There’s a brilliant podcast called Yoga is Dead that pulls the veil right back. I recommend everyone give it a listen. It’s raw, real, and it names what many of us have felt: this industry isn’t always what it seems.

Because here’s the thing – real wellness doesn’t sell. Accepting yourself as you are? That doesn’t make anyone rich. Learning to listen to your own body and intuition? That doesn’t create lifelong customers.

So instead, we get algorithms selling us the idea that we’re not enough – not fit enough, not aligned enough, not eating the right things, not vibrating at the right frequency. We’re being sold solutions to problems we didn’t have until someone told us we did.

And we need to talk about the power dynamics.

So many of the great yoga masters have been exposed – for financial abuse, sexual coercion, manipulation. Even posthumously, truths are coming out. This is not accidental. When people are hurting, when people are searching, they’re vulnerable. And vulnerability is food for narcissism.

I’m not going to throw around labels, but I will say this: narcissistic systems prey on emotion. And the wellness world is full of emotion – longing, loss, grief, trauma, hope. There are businesses out there built to exploit that. Built to draw you in, convince you they have the answers, and then keep you hooked. You hand over your autonomy without even noticing.

But good teaching – real teaching – doesn’t do that.

There’s a quote by Alexandra K. Trenfor:

“The best teachers are those who show you where to look, but don’t tell you what to see.”

That’s the difference. A good teacher will guide you toward your own truth, not theirs. They will create a safe space – with strong boundaries – so you can go deep and explore, not follow. They’ll support you to access flow states, groundedness, intuition – so you can remember what you already know.

That’s what the best retreats do. That’s what the best classes do. They don’t hand you a script. They hand you space.

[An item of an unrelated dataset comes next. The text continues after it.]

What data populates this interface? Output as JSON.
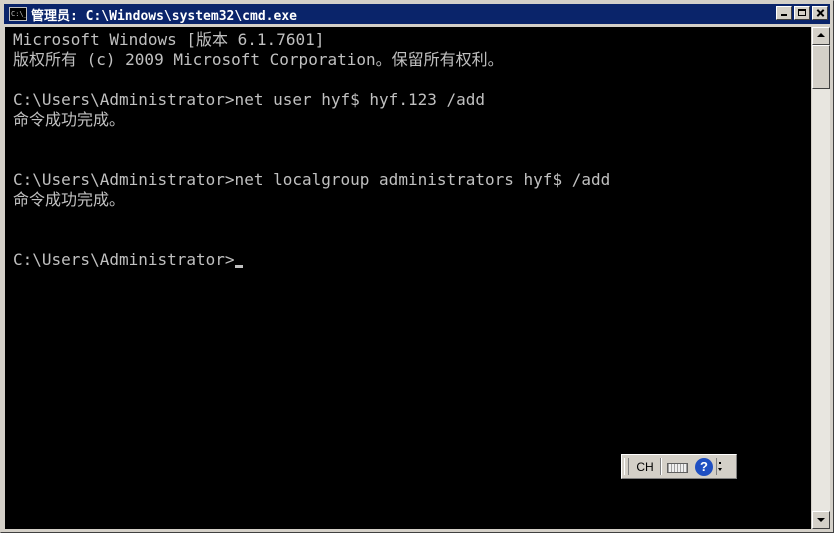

And yes – let me be transparent – retreats are a business. I run one. It keeps the lights on. But we work hard to keep the dogma out. To invite people into their own knowing. To never claim we have all the answers. Because we don’t.

So how do we protect ourselves in this noisy space?

We start by tuning in – not to Instagram, but to our bodies. When you see a teacher, a product, a class – ask yourself:

Does this feel light? Does this feel right? Or does it feel heavy, pressured, off?

Don’t ask your head. Ask your body. It knows.

And if you’re someone who’s just stepping into wellness because the conventional paths didn’t help – please, be gentle with yourself. Ask questions. Stay curious. Don’t give away your power.

Wellness should be about reconnection – to self, to spirit, to breath, to earth. It should be about slowing down, not speeding up. About clarity, not confusion. About integration, not influence.

And it can be. But only if we stay awake.